Title

The effect of mandatory, secondary-municipal-bond-market disclosure requirements on the United States municipal bond market: The amended Securities Exchange Act, Rule 15C2-12 of 1994

Date of Award

1997

Degree Type

Dissertation

Degree Name

Doctor of Philosophy (PhD)

Department

Public Administration

Advisor(s)

Bernard Jump Jr.

Keywords

municipal bond, market disclosure, amended Securities Exchange Act, Rule 15C2-12 of 1994

Subject Categories

Accounting | Finance and Financial Management | Public Administration

Abstract

Unlike the corporate securities market, where issuers are required to disclose updated information on a regular basis after an initial sale, the municipal bond market has traditionally operated without any formal requirement for ongoing disclosure. As a result, even professional market participants to say nothing of individual investors have often faced substantial barriers in obtaining financial information about borrowers on an ongoing basis.

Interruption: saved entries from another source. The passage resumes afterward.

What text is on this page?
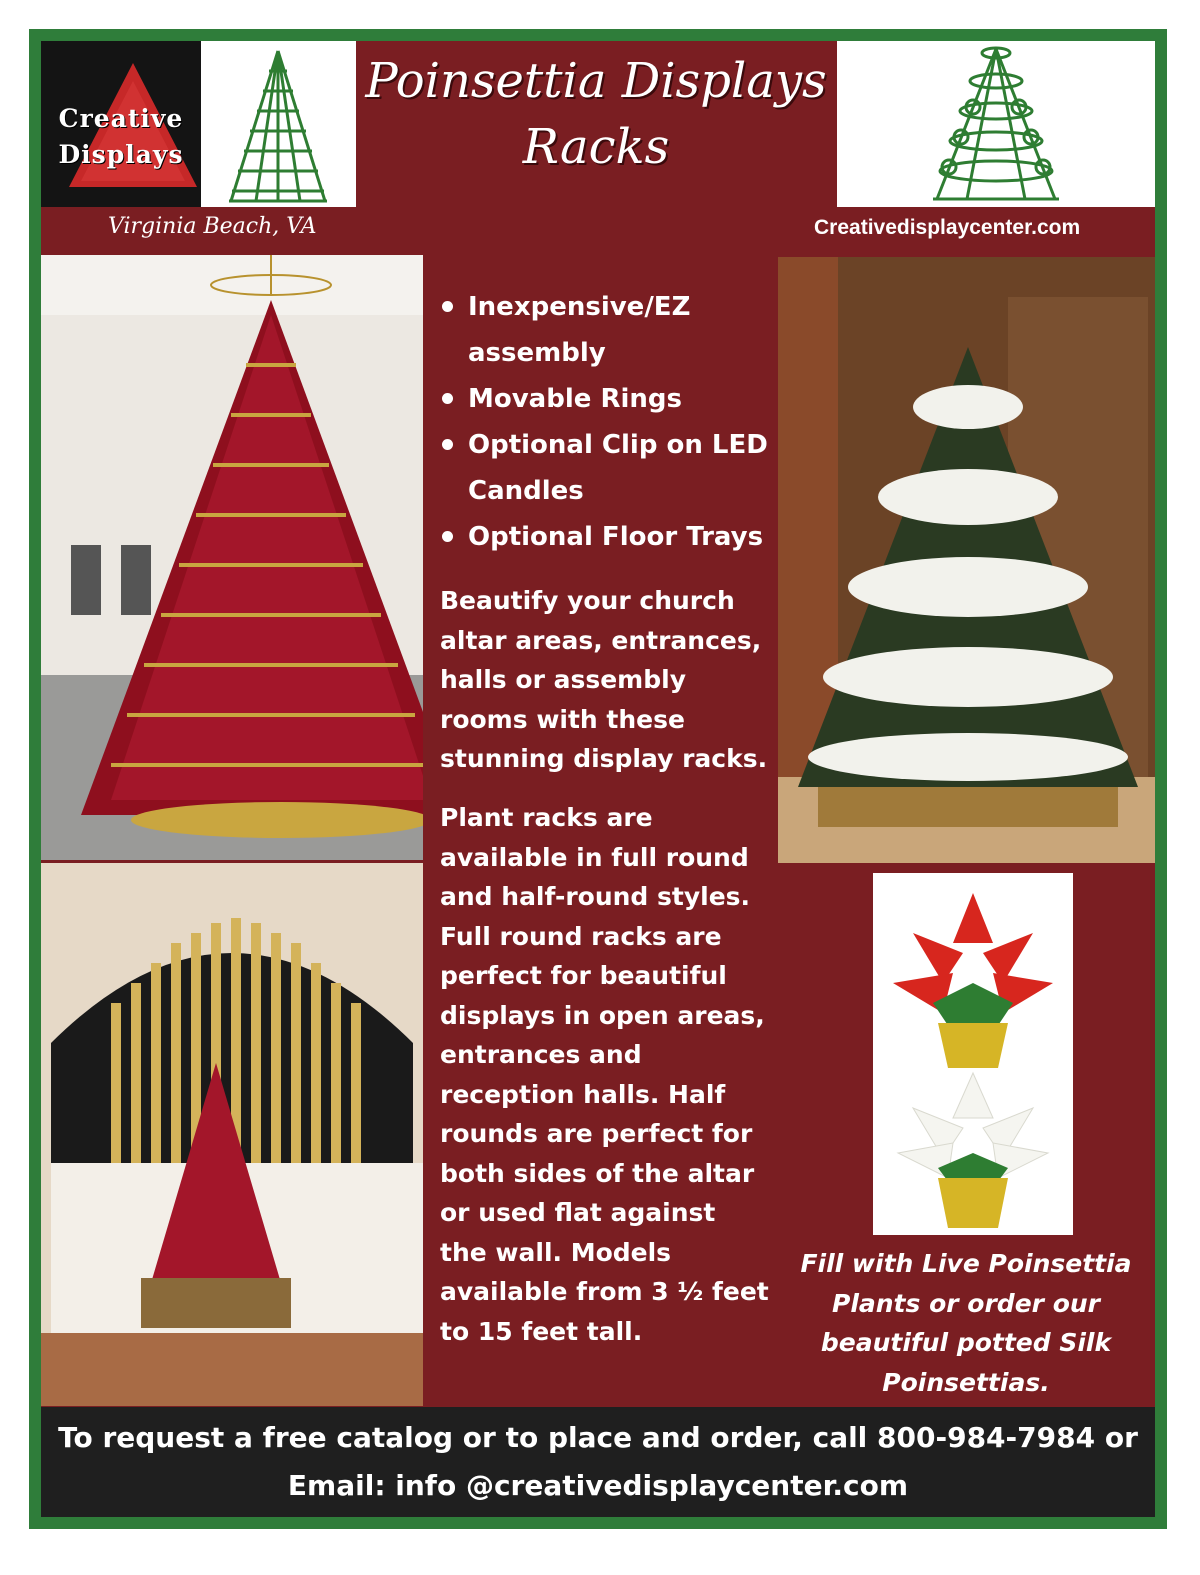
Creative
Displays
Poinsettia Displays
Racks
Virginia Beach, VA	Creativedisplaycenter.com
Inexpensive/EZ assembly
Movable Rings
Optional Clip on LED Candles
Optional Floor Trays

Beautify your church altar areas, entrances, halls or assembly rooms with these stunning display racks.

Plant racks are available in full round and half-round styles. Full round racks are perfect for beautiful displays in open areas, entrances and reception halls. Half rounds are perfect for both sides of the altar or used flat against the wall. Models available from 3 ½ feet to 15 feet tall.

Fill with Live Poinsettia Plants or order our beautiful potted Silk Poinsettias.
To request a free catalog or to place and order, call 800-984-7984 or
Email: info @creativedisplaycenter.com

However, the lack of secondary market disclosure may have been reduced as a result of the amended Securities Exchange Act Rule 15c2-12 ("the amendment") after July 3, 1995. The amendment prevents underwriters from underwriting and recommending municipal securities, for which secondary market information is not provided continually; and also requires issuers to provide that information to repositories.

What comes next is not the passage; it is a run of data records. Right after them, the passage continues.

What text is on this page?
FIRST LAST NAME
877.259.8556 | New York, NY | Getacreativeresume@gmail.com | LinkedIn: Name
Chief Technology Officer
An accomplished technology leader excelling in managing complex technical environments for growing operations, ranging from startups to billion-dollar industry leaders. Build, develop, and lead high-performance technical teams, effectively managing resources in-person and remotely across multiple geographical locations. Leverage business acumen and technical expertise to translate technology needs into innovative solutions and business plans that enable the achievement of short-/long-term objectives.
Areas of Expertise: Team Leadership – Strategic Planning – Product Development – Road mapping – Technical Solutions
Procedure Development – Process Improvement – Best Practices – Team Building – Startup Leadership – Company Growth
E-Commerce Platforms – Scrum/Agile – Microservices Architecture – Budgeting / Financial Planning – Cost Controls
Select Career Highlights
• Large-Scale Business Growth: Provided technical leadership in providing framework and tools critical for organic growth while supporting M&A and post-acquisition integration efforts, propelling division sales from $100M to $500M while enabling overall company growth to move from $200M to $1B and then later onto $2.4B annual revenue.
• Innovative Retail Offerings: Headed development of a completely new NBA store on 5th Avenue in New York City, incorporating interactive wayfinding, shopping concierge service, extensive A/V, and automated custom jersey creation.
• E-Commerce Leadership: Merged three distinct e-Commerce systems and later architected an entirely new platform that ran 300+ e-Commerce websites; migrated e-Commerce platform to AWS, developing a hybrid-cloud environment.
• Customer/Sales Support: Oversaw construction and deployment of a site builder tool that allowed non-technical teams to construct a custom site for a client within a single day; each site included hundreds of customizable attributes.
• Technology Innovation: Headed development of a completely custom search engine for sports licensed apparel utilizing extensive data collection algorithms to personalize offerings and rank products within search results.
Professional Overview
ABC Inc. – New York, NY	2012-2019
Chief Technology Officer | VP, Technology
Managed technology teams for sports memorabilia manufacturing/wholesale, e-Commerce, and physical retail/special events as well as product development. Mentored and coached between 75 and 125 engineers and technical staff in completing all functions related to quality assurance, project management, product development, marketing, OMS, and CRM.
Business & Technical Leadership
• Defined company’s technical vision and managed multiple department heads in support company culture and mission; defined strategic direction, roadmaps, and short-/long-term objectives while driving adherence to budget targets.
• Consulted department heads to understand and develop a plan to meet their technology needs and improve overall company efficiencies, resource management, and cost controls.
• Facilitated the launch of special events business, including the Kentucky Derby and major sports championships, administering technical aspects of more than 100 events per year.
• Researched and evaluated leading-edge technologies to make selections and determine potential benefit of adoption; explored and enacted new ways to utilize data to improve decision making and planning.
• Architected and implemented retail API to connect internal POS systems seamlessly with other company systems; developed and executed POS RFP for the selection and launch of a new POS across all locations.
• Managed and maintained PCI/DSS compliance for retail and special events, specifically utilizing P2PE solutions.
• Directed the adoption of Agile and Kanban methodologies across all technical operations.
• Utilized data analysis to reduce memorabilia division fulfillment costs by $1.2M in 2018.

The purpose of this dissertation is to determine the value the market for municipal debt places on the reduction of information deficiency resulting from the amendment. The central hypothesis tested is that municipal bond investors will be willing to accept a lower interest rate for bonds issued after July 3, 1995, ceteris paribus, than they would for those issued before the amendment's effective date.

To test this hypothesis, this dissertation applies date-of-issuance dummies with multiple regressions.

In the primary market analysis, the result supports the hypothesis, by showing 0.098% borrowing cost drop after July 3, 1995. In the secondary market, this study does not find any statistically significant difference.

However, this study illustrates that the conflicting results between the two markets may not be contradictory. The study finds that the issuers in the two markets are not the same. The issuers of the bonds, in the primary market analysis, did not disclose well before the amendment. In contrast, the issuers of the bonds that were actively traded in the secondary market had disclosed well even before the amendment.

Therefore, the unexpected result of the secondary market analysis is not consistent with the findings for the primary market: The degree of the impact of the amendment expressed by interest cost savings depend on the existence and magnitude of information deficiency between issuers and investors before the amendment.